Okay, my last post sounded like the publisher had slipped me a little cash, but it was truly how I was feeling at the time. By the time I finished it, I was a bit disappointed there was no mention of valid non-ABA approaches, such as floortime and RDI. Although I should check the publication date, because I don't know what form they were in when she was writing.
I think I'm still in the "Somebody please tell me what to do" post-diagnosis flailing stage. I can see how people start plunking down a lot of money to consultants and doctors, because you feel like you need to do something FAST. When I read about DAN doctors, part of me thought, we've got to see one of those. When I read about RDI, I wanted to sign up (still true). The ABA thing I go back and forth on. Initially I was absolutely not interested, but now that I've been trying my own thing for almost a year, I wonder at times if it could be good for B. Not thirty hours a week, but maybe some kind of ABA-lite.

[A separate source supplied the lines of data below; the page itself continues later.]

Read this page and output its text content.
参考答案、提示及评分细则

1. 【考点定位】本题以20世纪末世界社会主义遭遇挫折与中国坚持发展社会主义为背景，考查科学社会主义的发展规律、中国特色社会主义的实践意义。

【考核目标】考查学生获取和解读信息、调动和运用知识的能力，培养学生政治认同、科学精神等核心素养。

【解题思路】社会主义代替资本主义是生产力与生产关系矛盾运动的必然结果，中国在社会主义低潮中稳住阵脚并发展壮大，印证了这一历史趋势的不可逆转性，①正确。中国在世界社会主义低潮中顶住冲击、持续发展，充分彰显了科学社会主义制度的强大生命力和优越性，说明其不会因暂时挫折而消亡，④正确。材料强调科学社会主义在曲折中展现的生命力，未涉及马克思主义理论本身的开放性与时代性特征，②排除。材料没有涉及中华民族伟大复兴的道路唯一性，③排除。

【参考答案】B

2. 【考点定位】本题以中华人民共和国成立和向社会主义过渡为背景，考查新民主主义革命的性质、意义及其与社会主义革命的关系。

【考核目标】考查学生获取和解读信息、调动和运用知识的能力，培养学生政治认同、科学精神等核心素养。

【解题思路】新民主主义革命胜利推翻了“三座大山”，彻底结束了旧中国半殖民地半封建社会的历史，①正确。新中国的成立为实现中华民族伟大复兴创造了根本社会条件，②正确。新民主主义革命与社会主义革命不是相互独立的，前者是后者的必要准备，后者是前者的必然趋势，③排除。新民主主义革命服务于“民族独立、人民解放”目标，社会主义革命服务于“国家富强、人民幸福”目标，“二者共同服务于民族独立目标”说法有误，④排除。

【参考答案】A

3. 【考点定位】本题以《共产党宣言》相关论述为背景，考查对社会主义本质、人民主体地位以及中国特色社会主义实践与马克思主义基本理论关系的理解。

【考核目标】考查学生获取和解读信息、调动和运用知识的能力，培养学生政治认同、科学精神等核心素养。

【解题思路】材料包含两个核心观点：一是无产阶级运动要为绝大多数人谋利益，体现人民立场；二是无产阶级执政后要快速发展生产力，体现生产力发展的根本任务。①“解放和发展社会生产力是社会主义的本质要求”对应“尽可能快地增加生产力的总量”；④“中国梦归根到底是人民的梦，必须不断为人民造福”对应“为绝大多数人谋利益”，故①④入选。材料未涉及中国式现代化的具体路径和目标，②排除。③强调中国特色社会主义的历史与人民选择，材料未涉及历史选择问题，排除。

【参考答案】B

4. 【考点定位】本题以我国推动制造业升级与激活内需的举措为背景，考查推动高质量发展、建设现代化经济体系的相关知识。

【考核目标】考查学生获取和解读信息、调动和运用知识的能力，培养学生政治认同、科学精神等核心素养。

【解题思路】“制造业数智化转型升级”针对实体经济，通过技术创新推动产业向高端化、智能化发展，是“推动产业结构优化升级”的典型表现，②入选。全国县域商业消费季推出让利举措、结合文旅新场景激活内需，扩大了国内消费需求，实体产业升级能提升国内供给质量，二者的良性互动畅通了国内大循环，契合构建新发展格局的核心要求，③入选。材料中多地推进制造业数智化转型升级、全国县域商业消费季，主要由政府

I'm trying (once again) to take a deep breath and look at the big picture. When I first figured out we were "on the spectrum", I knew the kind of approach I felt comfortable with. I started doing what I thought was best, basically some sensory integration, PECS symbols all around, sign language, and lots and lots of interaction. I still believe in what I'm doing, the root of my doubts is that I think B. needs more.
We are starting our private OT and speech in the next few months, and I think that might help me see which direction to head in. I've met the OT twice, and have a good feeling about her.
In any case, I still think that "Let Me Hear Your Voice" was a good read, as long as you also read a lot of other books along with it (and what parent of an autistic child doesn't?) Deep down I'm still a touchy-feely, floortme, RDI type parent who's trying to keep an open mind.